Perhaps now you’ll understand what we’ve been banging on about, we localists. For the better part of a decade, we’ve campaigned to place the police under elected sheriffs. Some of our chief constables, we contended, had cast off the cables that once attached them to public opinion. They were concentrating on speed cameras and hate crimes and community relations when the rest of us wanted them to concentrate on being unpleasant to scoundrels. The best way to align the police’s priorities with everyone else’s, we argued, was to place our constabularies under locally elected representatives.
You disagreed — you, Spectator readers in particular. Our ideas, you felt, were downright un-British.
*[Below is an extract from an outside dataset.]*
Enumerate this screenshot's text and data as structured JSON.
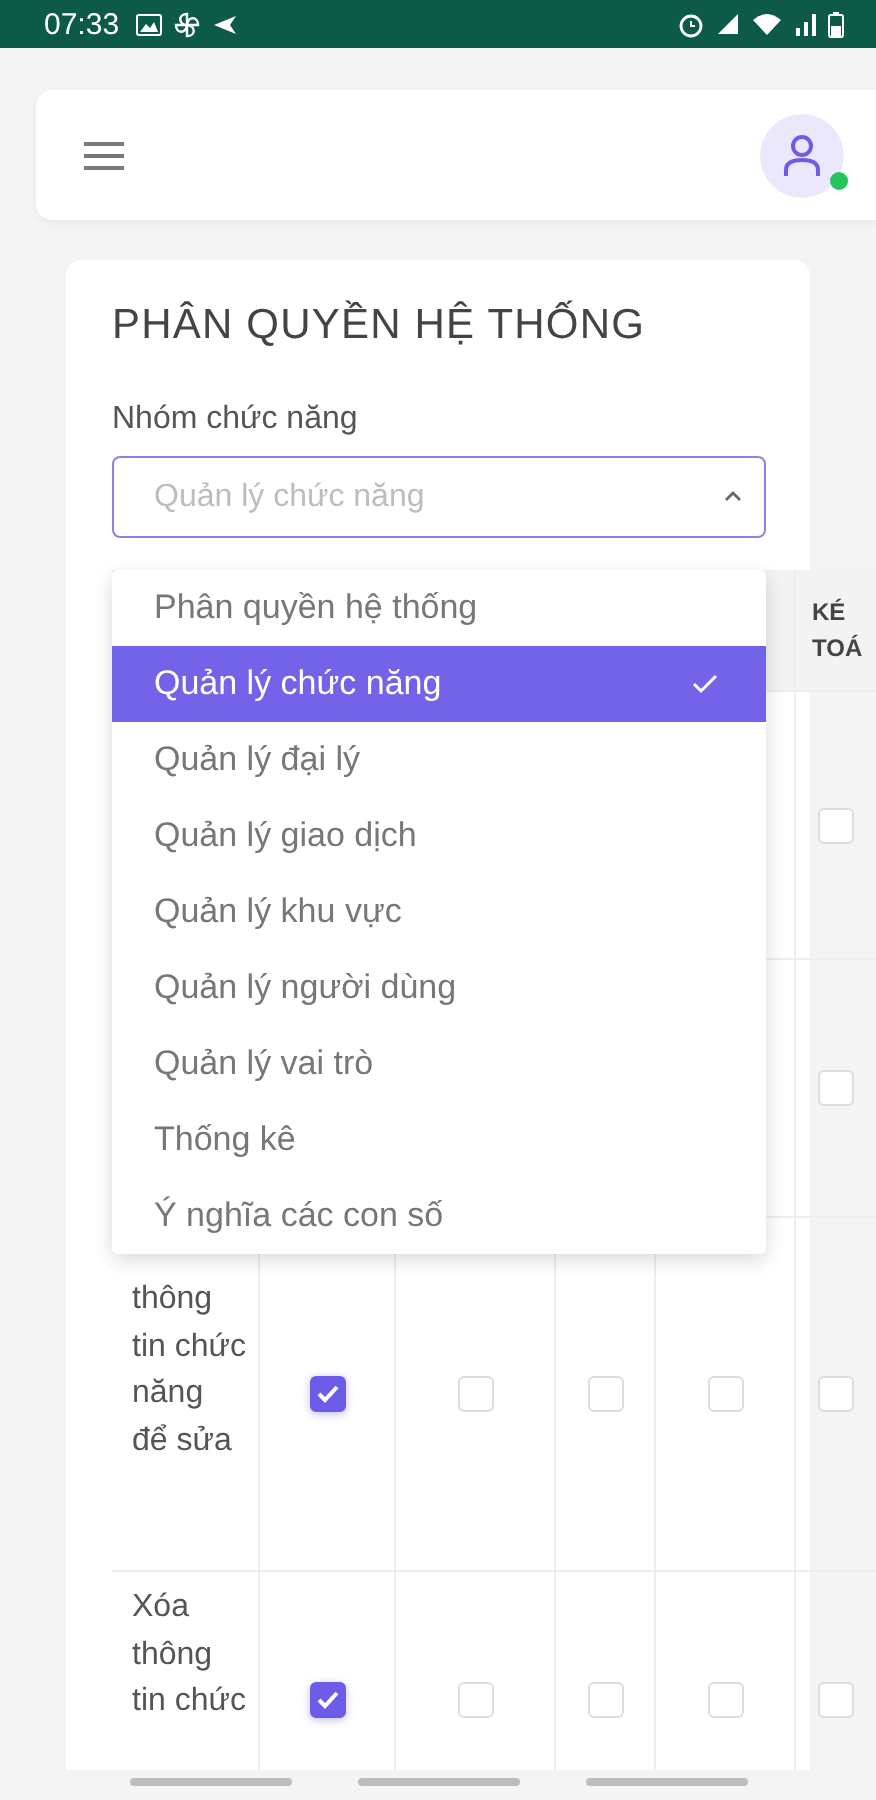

They might do for people in hot countries whose leaders wore sunglasses, but one of the glories of Britain’s constitution was the independence of its public servants. We heard the same objections over and over again, voiced by stiff-backed former army officers and stout-hearted Tory matrons. The last thing the country needed, you told us, was a politicised police force.
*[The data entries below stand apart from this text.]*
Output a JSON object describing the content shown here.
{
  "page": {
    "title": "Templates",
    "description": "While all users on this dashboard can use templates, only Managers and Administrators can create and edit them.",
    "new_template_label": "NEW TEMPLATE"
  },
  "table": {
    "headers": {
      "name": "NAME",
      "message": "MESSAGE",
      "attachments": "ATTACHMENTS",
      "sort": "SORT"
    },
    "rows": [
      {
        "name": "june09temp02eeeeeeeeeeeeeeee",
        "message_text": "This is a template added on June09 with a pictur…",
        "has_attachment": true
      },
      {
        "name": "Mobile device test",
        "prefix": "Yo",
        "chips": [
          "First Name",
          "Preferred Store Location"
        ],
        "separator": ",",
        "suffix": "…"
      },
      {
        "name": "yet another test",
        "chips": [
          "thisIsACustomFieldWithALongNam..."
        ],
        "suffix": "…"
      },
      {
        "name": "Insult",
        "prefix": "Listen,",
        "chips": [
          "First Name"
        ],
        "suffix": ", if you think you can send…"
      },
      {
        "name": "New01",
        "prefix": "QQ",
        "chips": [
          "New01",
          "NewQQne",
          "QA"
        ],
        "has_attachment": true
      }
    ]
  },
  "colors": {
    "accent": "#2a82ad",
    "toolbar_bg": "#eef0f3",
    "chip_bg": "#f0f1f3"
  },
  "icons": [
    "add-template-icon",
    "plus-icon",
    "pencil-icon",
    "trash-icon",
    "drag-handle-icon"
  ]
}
Well — with respect, Colonel, Madam — what the devil do you imagine we’ve got now? Even in hot countries where the leaders wear sunglasses, it would be considered disproportionate to send 20 anti-terrorist police against a middle-aged opposition politician, his wife and one of their teenage daughters.
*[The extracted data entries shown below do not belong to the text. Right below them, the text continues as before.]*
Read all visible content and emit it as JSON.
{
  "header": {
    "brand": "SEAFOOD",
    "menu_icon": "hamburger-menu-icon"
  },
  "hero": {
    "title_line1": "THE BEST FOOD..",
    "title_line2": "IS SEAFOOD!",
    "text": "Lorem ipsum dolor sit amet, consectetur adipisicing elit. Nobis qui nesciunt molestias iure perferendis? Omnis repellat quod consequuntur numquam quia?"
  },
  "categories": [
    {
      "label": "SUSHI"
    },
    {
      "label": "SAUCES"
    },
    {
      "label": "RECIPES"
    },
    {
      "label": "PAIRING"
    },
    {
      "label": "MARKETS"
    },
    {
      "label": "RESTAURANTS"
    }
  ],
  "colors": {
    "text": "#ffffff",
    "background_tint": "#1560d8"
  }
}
What we’ve seen is a political arrest — a political arrest, for heaven’s sake. It may well be that, as ministers claim, they didn’t authorise the action — though their denials have been carefully phrased and lawyerly. But that isn’t really the point. The Home Office official in charge of the investigation, Sir David Normington, is also in charge of appointing the next Met Commissioner. Three of the senior officers involved in authorising the raid are in the running for that job. Even the most authoritarian states rarely involve direct operational commands to the police by interior ministers: senior policemen can usually be relied on to anticipate the regime’s wishes.